Fábio Colin era Oceanólogo, especialista em Ostreicultura. Ambientalista totalmente apaixonado pela causa, sério, de uma fala segura, capaz de se fazer entender pelas comunidades mais simples. Trabalhamos juntos ao longo do ano de 2008, no Projeto de Formação profissional em pesca Artesanal, com filhos de pescadores e marisqueiras da Colônia Z 25, em Porto de Pedras, litoral norte de Alagoas. Já monitorava o cultivo de ostras da colônia e iniciar a meninada no ofício foi natural.
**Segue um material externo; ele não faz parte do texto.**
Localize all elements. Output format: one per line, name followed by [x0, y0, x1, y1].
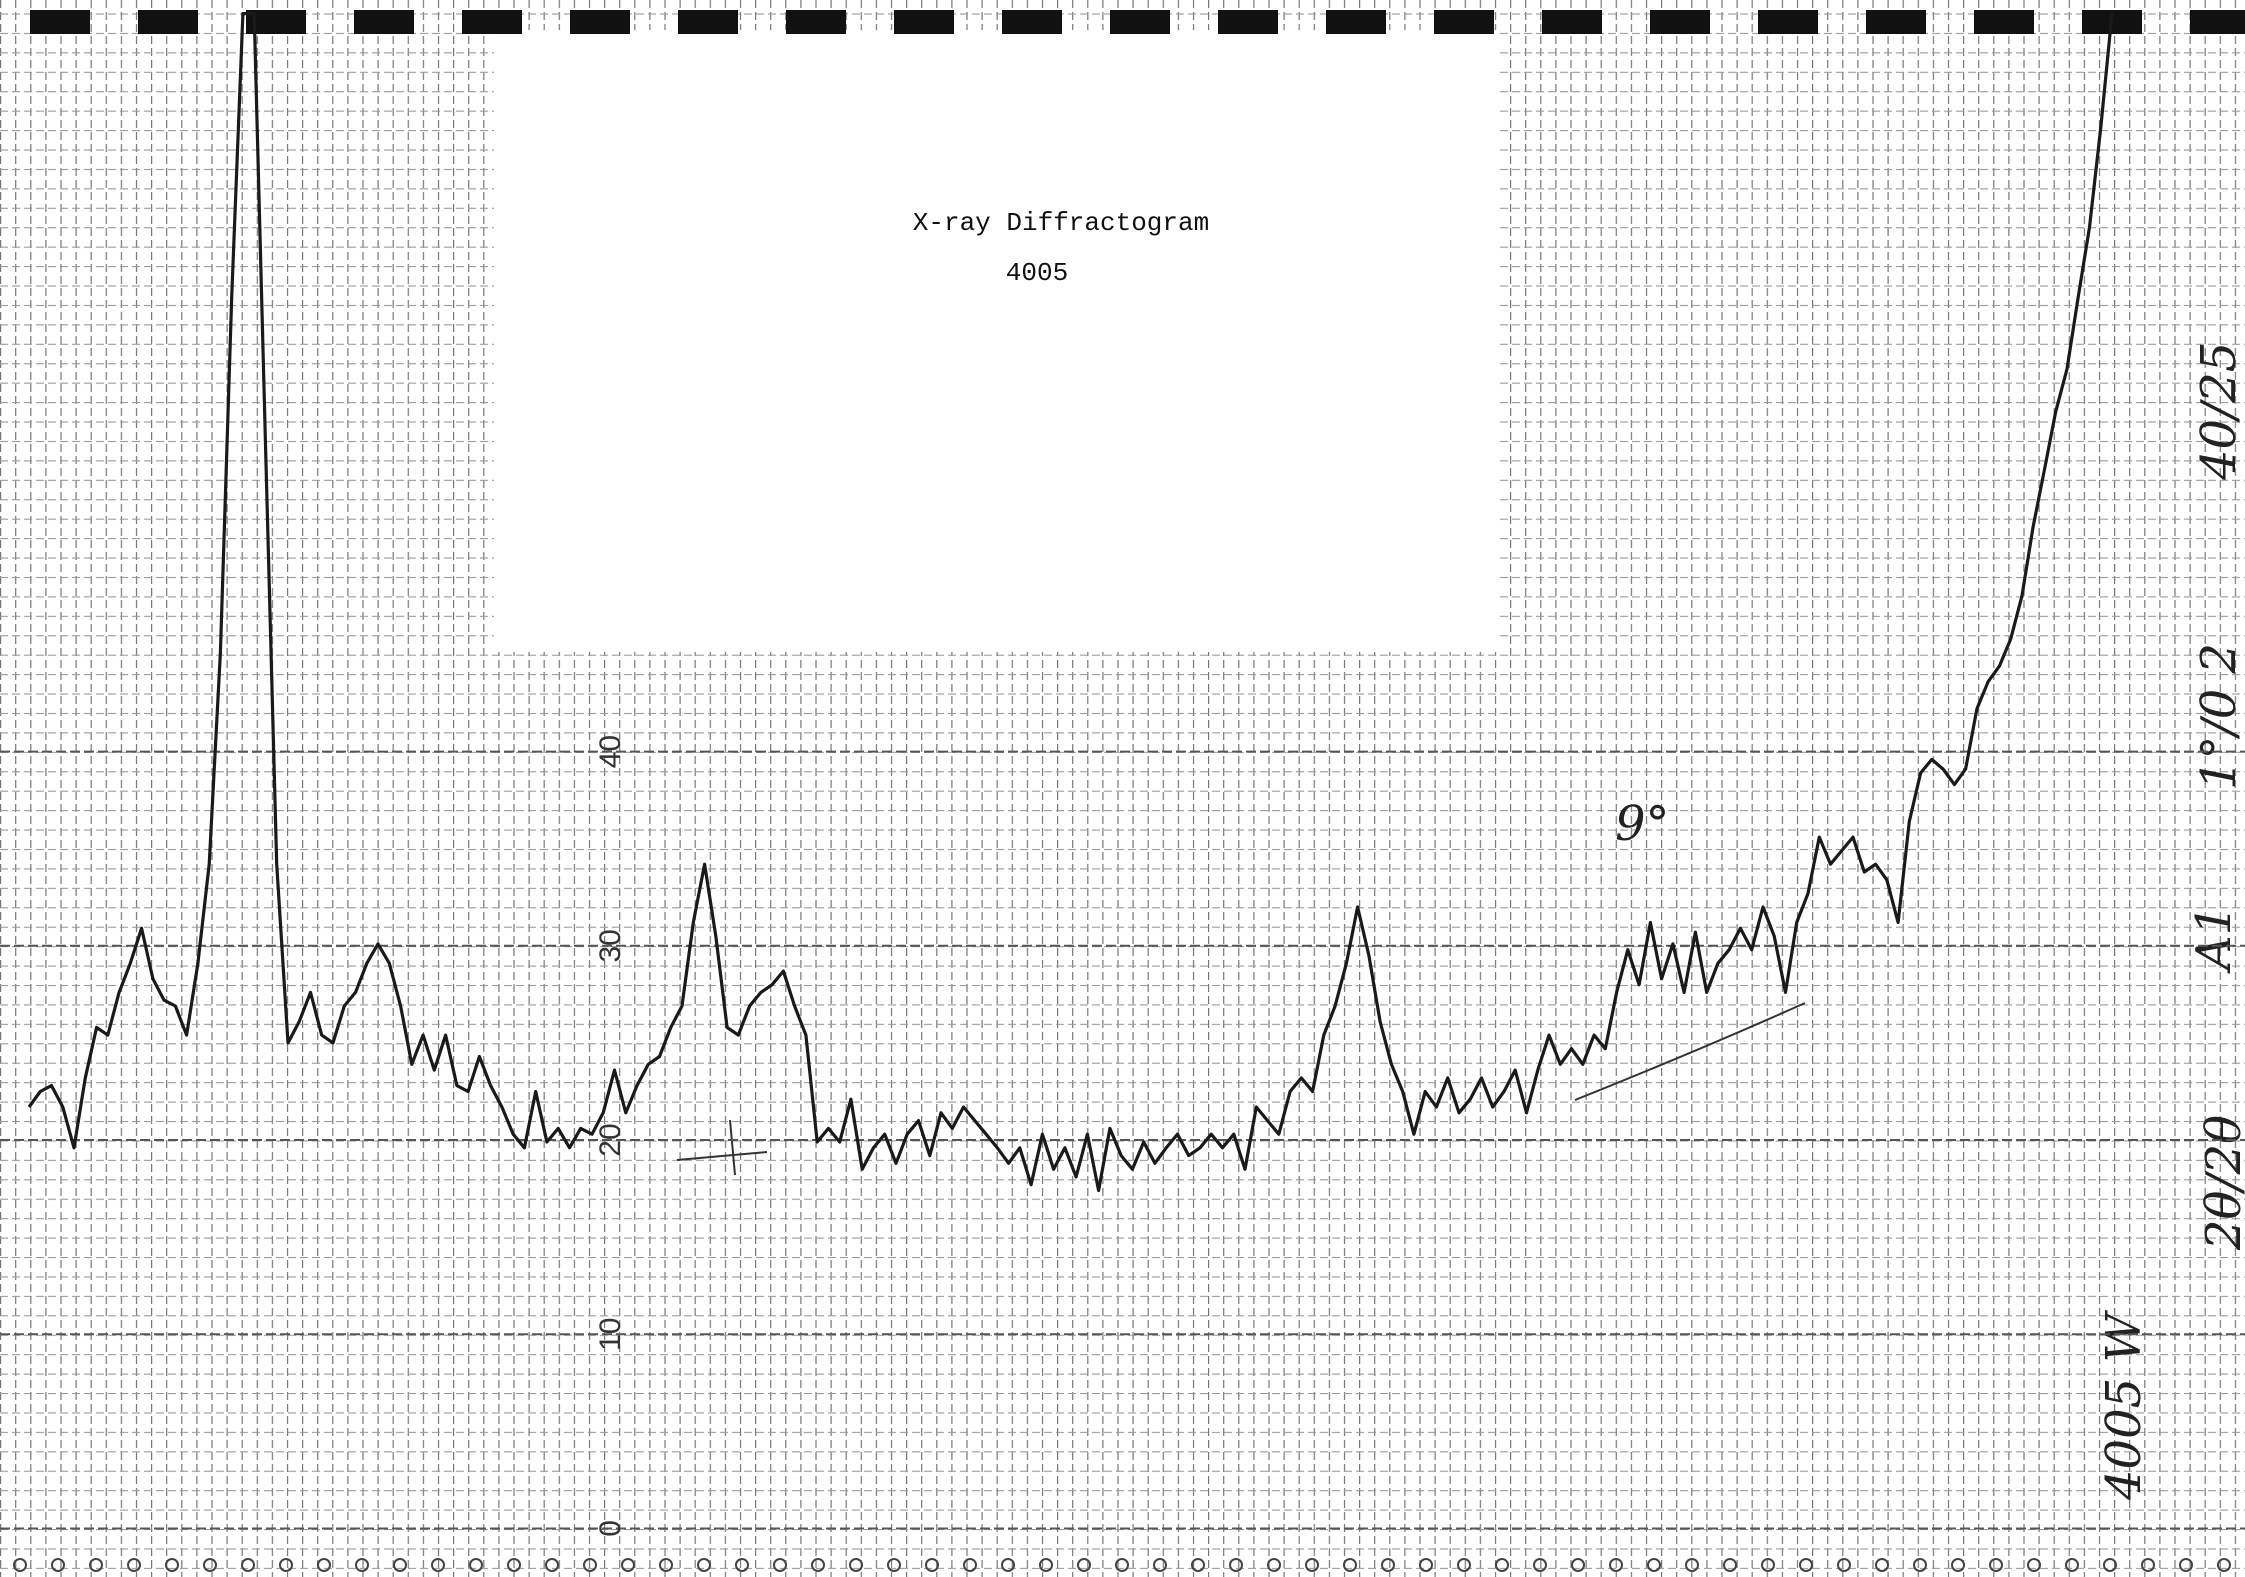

Hoje, pela manhã, Laura, sua esposa e alguns de seus amigos, despediram-se de Colin, como o chamávamos. Eterniza-se para além das lembranças que cada um e cada uma terá de sua presença entre nós, pois parte de suas cinzas estão agora no mar da Pajuçara, lugar que este catarinense escolheu como morada em Maceió.

A emoção do momento, com Laura e seus amigos, se estendeu até a comunidade de Palatéia, no município de Barra de são Miguel, aproximadamente 35 km de Maceió, um dos vários lugares onde Fábio assessorou a implantação de um cultivo de ostras. Hoje esse cultivo sustenta as mais de 60 famílias que moram e vivem da comercialização do produto.

Fábio Colin permanecerá entre as mesas de cultivo e na lembrança dos ostreicultores, gente simples e honrada que aprendeu com ele a reconhecer no cultivo da ostra uma fonte de subsistência, uma alternativa para criar seus filhos longe da miséria e da fome.

As águas das Alagoas, no mar de Pajuçara e na lagoa do Roteiro será para sempre a morada de um homem que amou seu ofício, respeitou-o e assim se fez história entre nós. Que descanse em paz, pois sua energia, seu bom humor, seu desprendimento e seu exemplo de amor a natureza e, em especial ao mar, estará entre nós, para sempre.

Com os versos da música eterna de Milton Nascimento e Fernando Brant, despeço-me. “Pois seja o que vier, venha o que vier, Qualquer dia, amigo, eu volto A te encontrar Qualquer dia, amigo, a gente vai se encontrar...”

Maceió, 29/08/2009, sábado 23h,12 mim.